Another key issue is the definition of remission. The most current definition by the American Diabetes Association, EASD and Diabetes UK defines remission as an HbA1c < 6.5% for three months after cessation of glucose-lowering therapies. Unfortunately, the results of most interventions fail to satisfy this definition.
For example, GLP1-receptor agonists, a family of drugs that are used to treat type 2 diabetes and obesity, have demonstrated remarkable results in terms of reversing type 2 diabetes.
Striking as these results are, they would not be classed as remission by the current definition as the participants were not able to stop taking glucose-lowering medication.

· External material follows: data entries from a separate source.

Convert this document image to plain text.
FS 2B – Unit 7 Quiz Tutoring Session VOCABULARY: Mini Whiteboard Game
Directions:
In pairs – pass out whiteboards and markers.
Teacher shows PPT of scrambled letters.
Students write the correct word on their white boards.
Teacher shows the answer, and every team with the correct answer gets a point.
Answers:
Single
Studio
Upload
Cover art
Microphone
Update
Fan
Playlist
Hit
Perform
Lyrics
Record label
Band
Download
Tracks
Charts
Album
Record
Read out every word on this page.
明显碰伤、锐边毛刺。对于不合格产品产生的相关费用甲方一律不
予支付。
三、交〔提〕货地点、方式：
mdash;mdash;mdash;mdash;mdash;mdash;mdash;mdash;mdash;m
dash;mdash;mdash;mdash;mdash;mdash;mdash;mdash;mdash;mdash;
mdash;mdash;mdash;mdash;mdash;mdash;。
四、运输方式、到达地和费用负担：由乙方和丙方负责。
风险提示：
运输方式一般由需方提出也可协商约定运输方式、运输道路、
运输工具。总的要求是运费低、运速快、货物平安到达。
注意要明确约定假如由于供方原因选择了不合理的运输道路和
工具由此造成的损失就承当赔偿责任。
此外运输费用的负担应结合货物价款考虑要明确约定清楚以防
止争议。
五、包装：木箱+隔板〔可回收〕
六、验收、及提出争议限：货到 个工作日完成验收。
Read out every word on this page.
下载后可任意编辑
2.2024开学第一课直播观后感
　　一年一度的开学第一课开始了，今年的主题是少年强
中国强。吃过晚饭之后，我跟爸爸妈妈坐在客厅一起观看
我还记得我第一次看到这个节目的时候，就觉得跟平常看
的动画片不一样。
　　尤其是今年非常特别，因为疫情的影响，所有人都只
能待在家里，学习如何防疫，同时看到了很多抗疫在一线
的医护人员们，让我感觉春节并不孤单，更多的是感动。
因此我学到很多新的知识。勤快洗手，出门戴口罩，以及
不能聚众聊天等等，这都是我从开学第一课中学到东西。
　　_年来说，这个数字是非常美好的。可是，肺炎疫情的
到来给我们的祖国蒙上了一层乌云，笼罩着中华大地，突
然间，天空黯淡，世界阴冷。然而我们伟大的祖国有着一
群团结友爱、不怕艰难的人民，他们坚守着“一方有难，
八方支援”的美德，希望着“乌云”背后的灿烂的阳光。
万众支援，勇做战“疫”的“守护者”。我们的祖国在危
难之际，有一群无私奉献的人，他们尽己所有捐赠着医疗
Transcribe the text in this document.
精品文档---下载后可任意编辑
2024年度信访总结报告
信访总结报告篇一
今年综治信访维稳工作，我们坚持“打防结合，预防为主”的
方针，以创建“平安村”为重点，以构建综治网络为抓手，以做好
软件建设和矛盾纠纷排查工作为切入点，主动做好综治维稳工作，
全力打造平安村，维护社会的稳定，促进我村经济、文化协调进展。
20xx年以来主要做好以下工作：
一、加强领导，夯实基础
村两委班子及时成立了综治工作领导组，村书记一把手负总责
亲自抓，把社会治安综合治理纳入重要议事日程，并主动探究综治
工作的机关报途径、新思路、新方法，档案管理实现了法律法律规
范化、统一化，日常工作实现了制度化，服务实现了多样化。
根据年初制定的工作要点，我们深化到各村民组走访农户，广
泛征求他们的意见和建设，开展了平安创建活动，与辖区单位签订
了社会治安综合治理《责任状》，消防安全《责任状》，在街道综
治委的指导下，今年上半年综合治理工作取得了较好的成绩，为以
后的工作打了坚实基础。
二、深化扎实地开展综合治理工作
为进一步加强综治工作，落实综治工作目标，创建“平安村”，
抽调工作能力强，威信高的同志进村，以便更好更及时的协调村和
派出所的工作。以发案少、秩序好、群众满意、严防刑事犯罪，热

The most compelling data for long-term remission comes from bariatric or weight loss surgery, where almost a third of people are still in remission after 15 years.1
"Metabolic surgery has also demonstrated microvascular and macrovascular benefits. This is also the case for GLP-1 receptor agonists," says Professor Khunti. "However, bariatric surgery is quite a drastic procedure and is not practical for the whole population. It is also associated with severe adverse events, some of which can be fatal.
"In summary, lasting remission is not possible in the real-world setting – at least with the current definition of remission. Perhaps it is time to think about the terminology; with a definition such as possibly 'remission of hyperglycemia with or without glucose-lowering therapy', remission would be more achievable for more people in the real world."